Cinquante minutes pour convaincre : le comité de candidature français à l'organisation de la Coupe du monde de rugby 2023 passe son grand oral lundi matin à Londres, comme ses adversaires irlandais et sud-africain, dans un contexte interne délicat, avant le vote de World Rugby le 15 novembre.
La ministre des Sports Laura Flessel soutiendra le président de la Fédération française de rugby (FFR) Bernard Laporte pour lequel elle a diligenté une enquête administrative : malaise mis à part, la France possède de solides atouts pour décrocher la timbale. Ses concurrents aussi. World Rugby émettra ses recommandations le 31 octobre sur les trois dossiers, ici passés en revue.

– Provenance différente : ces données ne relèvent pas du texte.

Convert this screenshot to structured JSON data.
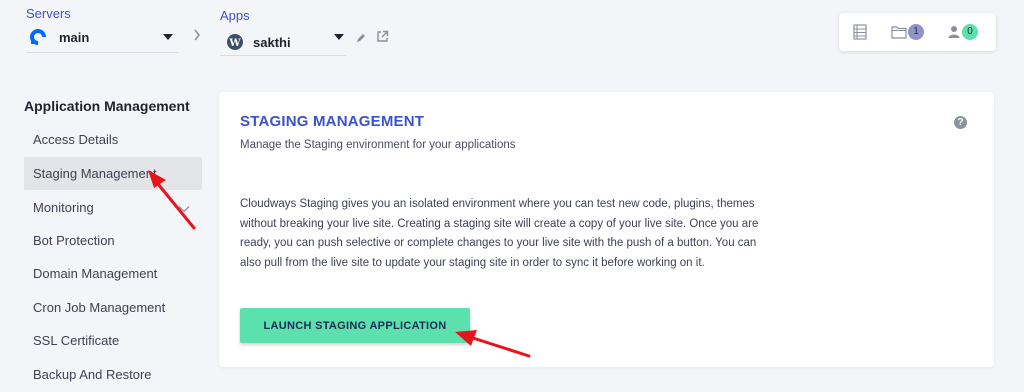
{
  "header": {
    "servers_label": "Servers",
    "server_name": "main",
    "apps_label": "Apps",
    "app_name": "sakthi",
    "folder_count": "1",
    "user_count": "0"
  },
  "sidebar": {
    "title": "Application Management",
    "items": [
      {
        "label": "Access Details"
      },
      {
        "label": "Staging Management"
      },
      {
        "label": "Monitoring"
      },
      {
        "label": "Bot Protection"
      },
      {
        "label": "Domain Management"
      },
      {
        "label": "Cron Job Management"
      },
      {
        "label": "SSL Certificate"
      },
      {
        "label": "Backup And Restore"
      }
    ]
  },
  "main": {
    "title": "STAGING MANAGEMENT",
    "subtitle": "Manage the Staging environment for your applications",
    "description": "Cloudways Staging gives you an isolated environment where you can test new code, plugins, themes without breaking your live site. Creating a staging site will create a copy of your live site. Once you are ready, you can push selective or complete changes to your live site with the push of a button. You can also pull from the live site to update your staging site in order to sync it before working on it.",
    "button_label": "LAUNCH STAGING APPLICATION",
    "help_icon": "?"
  },
  "colors": {
    "accent": "#3b53c7",
    "button": "#5ce0ad",
    "arrow": "#e8141c",
    "folder_badge": "#8e94c9",
    "user_badge": "#5ce0ad"
  }
}
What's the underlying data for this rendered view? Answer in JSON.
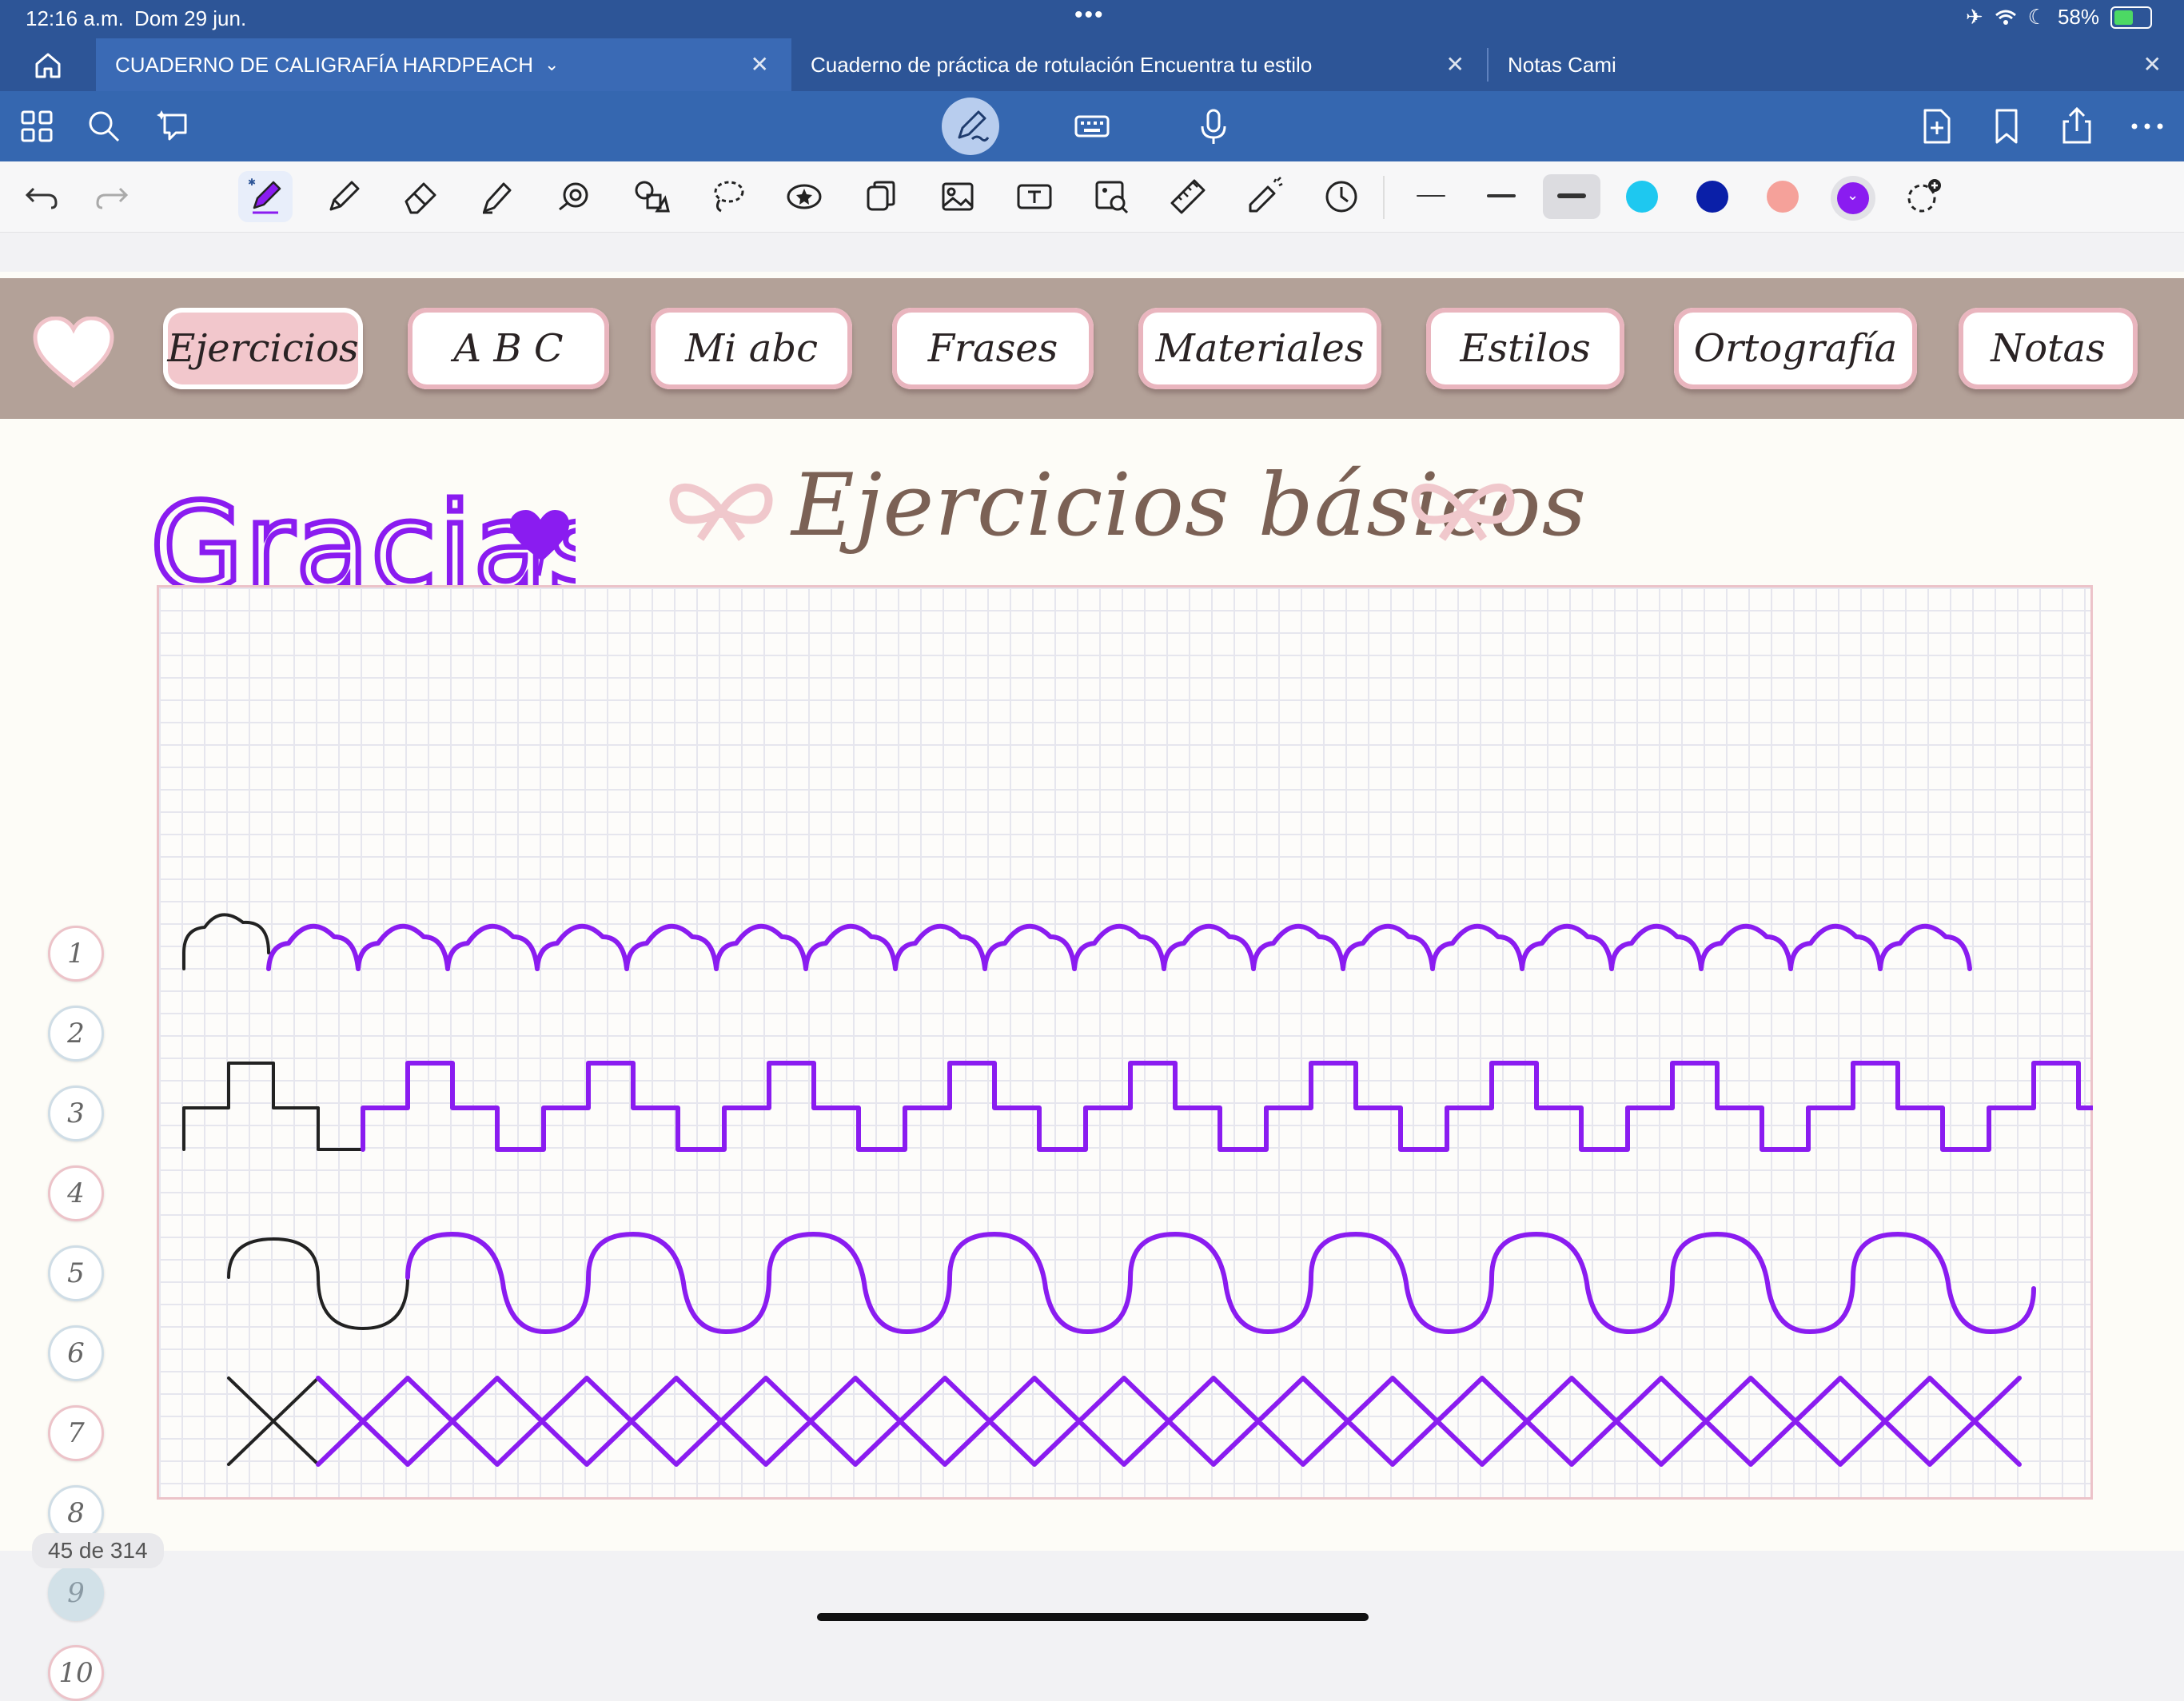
{
  "status_bar": {
    "time": "12:16 a.m.",
    "date": "Dom 29 jun.",
    "battery": "58%",
    "battery_level": 0.58
  },
  "tabs": [
    {
      "label": "CUADERNO DE CALIGRAFÍA HARDPEACH",
      "active": true
    },
    {
      "label": "Cuaderno de práctica de rotulación Encuentra tu estilo",
      "active": false
    },
    {
      "label": "Notas Cami",
      "active": false
    }
  ],
  "toolbar": {
    "colors": [
      "#1ec8f0",
      "#0a1fa8",
      "#f5a19a",
      "#8a1cf0"
    ],
    "selected_color": "#8a1cf0",
    "selected_stroke": "thick"
  },
  "notebook": {
    "section_tabs": [
      "Ejercicios",
      "A B C",
      "Mi abc",
      "Frases",
      "Materiales",
      "Estilos",
      "Ortografía",
      "Notas"
    ],
    "active_section": "Ejercicios",
    "handwritten_note": "Gracias",
    "title": "Ejercicios básicos",
    "row_numbers": [
      "1",
      "2",
      "3",
      "4",
      "5",
      "6",
      "7",
      "8",
      "9",
      "10"
    ],
    "ink_color": "#8a1cf0",
    "guide_color": "#222222"
  },
  "page_indicator": "45 de 314"
}
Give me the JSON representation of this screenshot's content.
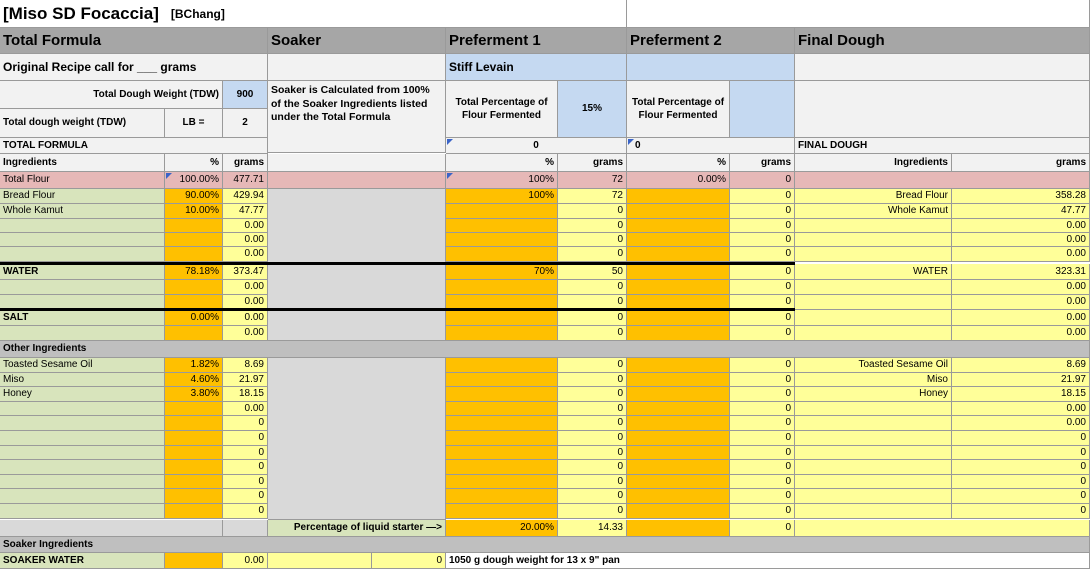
{
  "title": "[Miso SD Focaccia]",
  "author": "[BChang]",
  "sections": {
    "total_formula": "Total Formula",
    "soaker": "Soaker",
    "preferment1": "Preferment 1",
    "preferment2": "Preferment 2",
    "final_dough": "Final Dough"
  },
  "original_recipe": "Original Recipe call for ___ grams",
  "stiff_levain": "Stiff Levain",
  "tdw_label": "Total Dough Weight (TDW)",
  "tdw_value": "900",
  "tdw_lb_label": "Total dough weight (TDW)",
  "lb_label": "LB =",
  "lb_value": "2",
  "soaker_note": "Soaker is Calculated from 100% of the Soaker Ingredients listed under the Total Formula",
  "pf1_pct_label": "Total Percentage of Flour Fermented",
  "pf1_pct_value": "15%",
  "pf2_pct_label": "Total Percentage of Flour Fermented",
  "total_formula_label": "TOTAL FORMULA",
  "pf1_zero": "0",
  "pf2_zero": "0",
  "final_dough_label": "FINAL DOUGH",
  "col": {
    "ingredients": "Ingredients",
    "pct": "%",
    "grams": "grams"
  },
  "total_flour": {
    "label": "Total Flour",
    "pct": "100.00%",
    "grams": "477.71",
    "pf1_pct": "100%",
    "pf1_g": "72",
    "pf2_pct": "0.00%",
    "pf2_g": "0"
  },
  "rows": [
    {
      "name": "Bread Flour",
      "pct": "90.00%",
      "grams": "429.94",
      "pf1_pct": "100%",
      "pf1_g": "72",
      "pf2_g": "0",
      "fd_name": "Bread Flour",
      "fd_g": "358.28"
    },
    {
      "name": "Whole Kamut",
      "pct": "10.00%",
      "grams": "47.77",
      "pf1_pct": "",
      "pf1_g": "0",
      "pf2_g": "0",
      "fd_name": "Whole Kamut",
      "fd_g": "47.77"
    },
    {
      "name": "",
      "pct": "",
      "grams": "0.00",
      "pf1_pct": "",
      "pf1_g": "0",
      "pf2_g": "0",
      "fd_name": "",
      "fd_g": "0.00"
    },
    {
      "name": "",
      "pct": "",
      "grams": "0.00",
      "pf1_pct": "",
      "pf1_g": "0",
      "pf2_g": "0",
      "fd_name": "",
      "fd_g": "0.00"
    },
    {
      "name": "",
      "pct": "",
      "grams": "0.00",
      "pf1_pct": "",
      "pf1_g": "0",
      "pf2_g": "0",
      "fd_name": "",
      "fd_g": "0.00"
    },
    {
      "name": "WATER",
      "pct": "78.18%",
      "grams": "373.47",
      "pf1_pct": "70%",
      "pf1_g": "50",
      "pf2_g": "0",
      "fd_name": "WATER",
      "fd_g": "323.31"
    },
    {
      "name": "",
      "pct": "",
      "grams": "0.00",
      "pf1_pct": "",
      "pf1_g": "0",
      "pf2_g": "0",
      "fd_name": "",
      "fd_g": "0.00"
    },
    {
      "name": "",
      "pct": "",
      "grams": "0.00",
      "pf1_pct": "",
      "pf1_g": "0",
      "pf2_g": "0",
      "fd_name": "",
      "fd_g": "0.00"
    },
    {
      "name": "SALT",
      "pct": "0.00%",
      "grams": "0.00",
      "pf1_pct": "",
      "pf1_g": "0",
      "pf2_g": "0",
      "fd_name": "",
      "fd_g": "0.00"
    },
    {
      "name": "",
      "pct": "",
      "grams": "0.00",
      "pf1_pct": "",
      "pf1_g": "0",
      "pf2_g": "0",
      "fd_name": "",
      "fd_g": "0.00"
    }
  ],
  "other_ingredients_label": "Other Ingredients",
  "other_rows": [
    {
      "name": "Toasted Sesame Oil",
      "pct": "1.82%",
      "grams": "8.69",
      "pf1_g": "0",
      "pf2_g": "0",
      "fd_name": "Toasted Sesame Oil",
      "fd_g": "8.69"
    },
    {
      "name": "Miso",
      "pct": "4.60%",
      "grams": "21.97",
      "pf1_g": "0",
      "pf2_g": "0",
      "fd_name": "Miso",
      "fd_g": "21.97"
    },
    {
      "name": "Honey",
      "pct": "3.80%",
      "grams": "18.15",
      "pf1_g": "0",
      "pf2_g": "0",
      "fd_name": "Honey",
      "fd_g": "18.15"
    },
    {
      "name": "",
      "pct": "",
      "grams": "0.00",
      "pf1_g": "0",
      "pf2_g": "0",
      "fd_name": "",
      "fd_g": "0.00"
    },
    {
      "name": "",
      "pct": "",
      "grams": "0",
      "pf1_g": "0",
      "pf2_g": "0",
      "fd_name": "",
      "fd_g": "0.00"
    },
    {
      "name": "",
      "pct": "",
      "grams": "0",
      "pf1_g": "0",
      "pf2_g": "0",
      "fd_name": "",
      "fd_g": "0"
    },
    {
      "name": "",
      "pct": "",
      "grams": "0",
      "pf1_g": "0",
      "pf2_g": "0",
      "fd_name": "",
      "fd_g": "0"
    },
    {
      "name": "",
      "pct": "",
      "grams": "0",
      "pf1_g": "0",
      "pf2_g": "0",
      "fd_name": "",
      "fd_g": "0"
    },
    {
      "name": "",
      "pct": "",
      "grams": "0",
      "pf1_g": "0",
      "pf2_g": "0",
      "fd_name": "",
      "fd_g": "0"
    },
    {
      "name": "",
      "pct": "",
      "grams": "0",
      "pf1_g": "0",
      "pf2_g": "0",
      "fd_name": "",
      "fd_g": "0"
    },
    {
      "name": "",
      "pct": "",
      "grams": "0",
      "pf1_g": "0",
      "pf2_g": "0",
      "fd_name": "",
      "fd_g": "0"
    }
  ],
  "liquid_starter_label": "Percentage of liquid starter —>",
  "liquid_starter_pct": "20.00%",
  "liquid_starter_g": "14.33",
  "liquid_pf2_g": "0",
  "soaker_ingredients_label": "Soaker Ingredients",
  "soaker_water": {
    "label": "SOAKER WATER",
    "grams": "0.00",
    "soaker_g": "0"
  },
  "pan_note": "1050 g dough weight for 13 x 9\" pan",
  "colors": {
    "green": "#d8e4bc",
    "orange": "#ffc000",
    "yellow": "#ffff99",
    "blue": "#c5d9f1",
    "pink": "#e6b8b7",
    "gray": "#bfbfbf",
    "lightgray": "#d9d9d9",
    "header": "#a6a6a6",
    "cream": "#f2f2f2"
  }
}
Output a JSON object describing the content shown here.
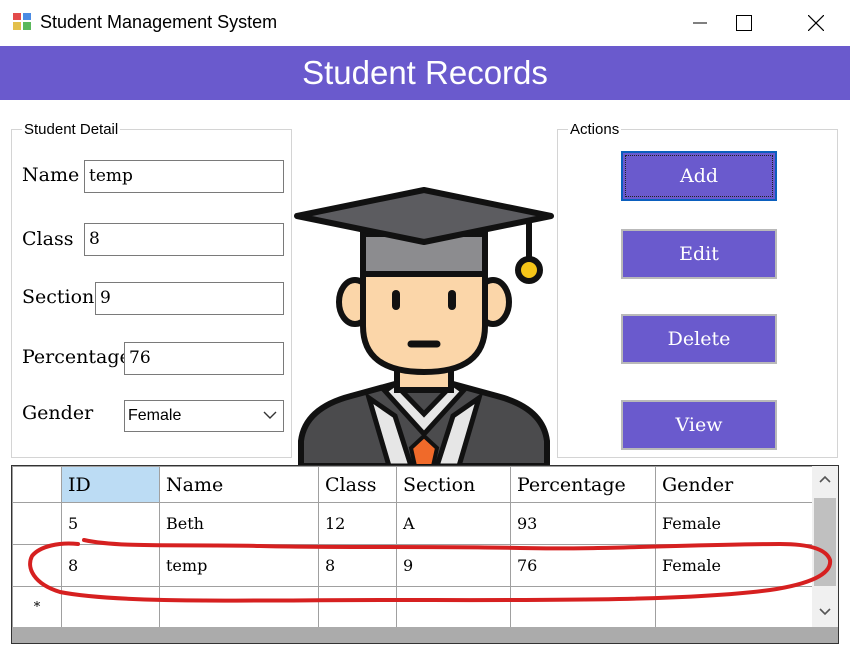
{
  "window": {
    "title": "Student Management System",
    "controls": [
      "minimize-icon",
      "maximize-icon",
      "close-icon"
    ]
  },
  "banner": {
    "title": "Student Records"
  },
  "student_detail": {
    "legend": "Student Detail",
    "name_label": "Name",
    "name_value": "temp",
    "class_label": "Class",
    "class_value": "8",
    "section_label": "Section",
    "section_value": "9",
    "percentage_label": "Percentage",
    "percentage_value": "76",
    "gender_label": "Gender",
    "gender_value": "Female"
  },
  "actions": {
    "legend": "Actions",
    "add": "Add",
    "edit": "Edit",
    "delete": "Delete",
    "view": "View"
  },
  "grid": {
    "columns": [
      "ID",
      "Name",
      "Class",
      "Section",
      "Percentage",
      "Gender"
    ],
    "rows": [
      [
        "5",
        "Beth",
        "12",
        "A",
        "93",
        "Female"
      ],
      [
        "8",
        "temp",
        "8",
        "9",
        "76",
        "Female"
      ]
    ],
    "new_row_marker": "*"
  },
  "colors": {
    "accent": "#6a5acd",
    "annotation": "#d62020",
    "selected_header": "#bcdcf4"
  }
}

#France : une grande expérience... mais un contexte explosif
Habitué aux gros événements sportifs. La France a déjà accueilli avec succès la Coupe du monde en 2007 et fait valoir son expérience dans l'organisation d'autres grands événements sportifs : Coupe du monde 1998 et Euro 2016 en football notamment. Le comité de candidature insiste également sur la symbiose et les économies d'échelle avec les JO 2024 à Paris.
Pléthore de stades. Savoir-faire, stades neufs ou récemment rénovés, infrastructures modernes : le comité français ne cesse de clamer qu'il a le meilleur dossier. Au point de se faire taper sur les doigts : la Fédération a dû s'excuser début septembre pour un tweet présentant la France comme le meilleur candidat, basé sur des chiffres de World Rugby. Mais l'absence, pour le moment, de stade de repli pour France-Japon le 25 novembre tombe au mauvais moment, et le risque terroriste, très élevé, est un handicap. Le Stade de France, où se déroulerait la finale, a été la cible d'une des attaques qui ont frappé la capitale le 13 novembre 2015.
L'enquête sur Laporte en toile de fond. Mais ce sont surtout les affaires internes qui menacent, comme l'enquête administrative sur Laporte, soupçonné de favoritisme envers le club de Montpellier. En lien ou non avec cette affaire, les deux premières têtes de l'exécutif, le président Emmanuel Macron et le premier ministre Edouard Philippe, ne se rendront pas à Londres au soutien. Pas plus que, finalement, la légende des All Blacks Dan Carter.
#Irlande : une authentique première mais des capacités limitées
La diaspora américaine comme atout. Contrairement à ses deux concurrents, l'Irlande n'a jamais organisé la compétition. Pour l'obtenir, elle met en avant une candidature à taille humaine et authentique et qui favorisera le développement du rugby en Amérique du Nord, où la diaspora irlandaise compte près de 40 millions de personnes.
Les hôtels abordables, les billets aussi. Ainsi, les organisateurs ont conclu un accord avec les hôteliers empêchant légalement d'augmenter le prix des chambres de plus de 20% par rapport à ceux constatés en 2021 et 30% des billets seront vendus moins chers qu'au Mondial-2015.
L'Irlande du Nord, un handicap ? Si le projet implique aussi l'Irlande du Nord, cette dernière pourrait être un handicap par son instabilité politique et la crainte sur la circulation des personnes et des biens une fois la sortie de l'UE actée. Mais des accords post-Brexit sont déjà en place avec Dublin sur les questions de sécurité et douanes pendant le Mondial. Le réseau de transports est lui le vrai point noir de la candidature, qui garantit à World Rugby la seule redevance minimale (120 millions de livres, 135,5 millions d'euros), moins que la France (150) et l'Afrique du Sud (160).
#Afrique du Sud : un pays attractif mais instable politiquement
Stades, climat, coût de la vie... des atouts à la pelle. Après 1995, l'Afrique du Sud rêve de revoir le Mondial après trois échecs en 2011, 2015 et 2019. Le Mondial de football 2010 lui a laissé de grands stades en bon état et elle possède une bonne capacité hôtelière et un climat idéal en automne, saison prévue pour le tournoi. Le faible coût de la vie est un autre argument majeur pour attirer les étrangers.
Criminalité et corruption. Mais le contexte socio-politique difficile pourrait avoir raison, une nouvelle fois, des espoirs sud-africains. Dans un pays où la criminalité et la corruption sont deux fléaux, le gouvernement a tardé à apporter son soutien à la candidature, reprochant à sa Fédération de ne pas en faire assez pour intégrer les Noirs dans un sports traditionnellement pratiqué par les Blancs. L'instabilité politique ne devrait pas aider à rassembler les voix. Au pouvoir depuis 1994, le Congrès national africain (ANC) est affaibli par les divisions autour de la succession de Jacob Zuma, mis en cause dans une série de scandales et qui doit normalement se retirer en 2019.